Vaccines allow a body to create antibodies in the blood that will attach to a virus in the early hours after infection and hopefully carry it away before it has a chance to cause clinical disease.
Antiviral medications, antiseptics and disinfectants have similar effects in that they reduce the infectivity and a virus’s ability to survive in the environment, but do not completely prevent infection.
The Impact of Nutrition in Protecting Against Viruses
A well-balanced diet is critical to protecting an animal from viral infections.
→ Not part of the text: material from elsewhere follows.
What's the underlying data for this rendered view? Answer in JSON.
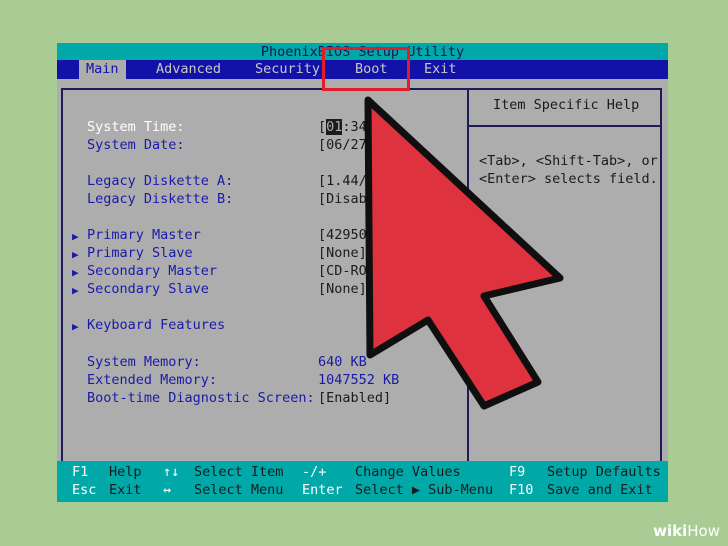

Early nutrition in young animals is especially important as it is a critical time for the development of the immune system. They need adequate nutrition to develop enough immune cells and to fully develop the immune organs.
Cells that are not deficient in vitamins and minerals, both macro and micro, do a better job at recognizing infections earlier. Additionally, cells with an adequate amount of vitamins, minerals and energy work better and are able to make more antibodies quicker. By making antibodies quicker, animals are better able to respond to and control the infection by preventing viral replication.
The trace minerals selenium, zinc and manganese work as antioxidants and scavenge the free radicals that are produced during the inflammatory process and cause extended damage to cells.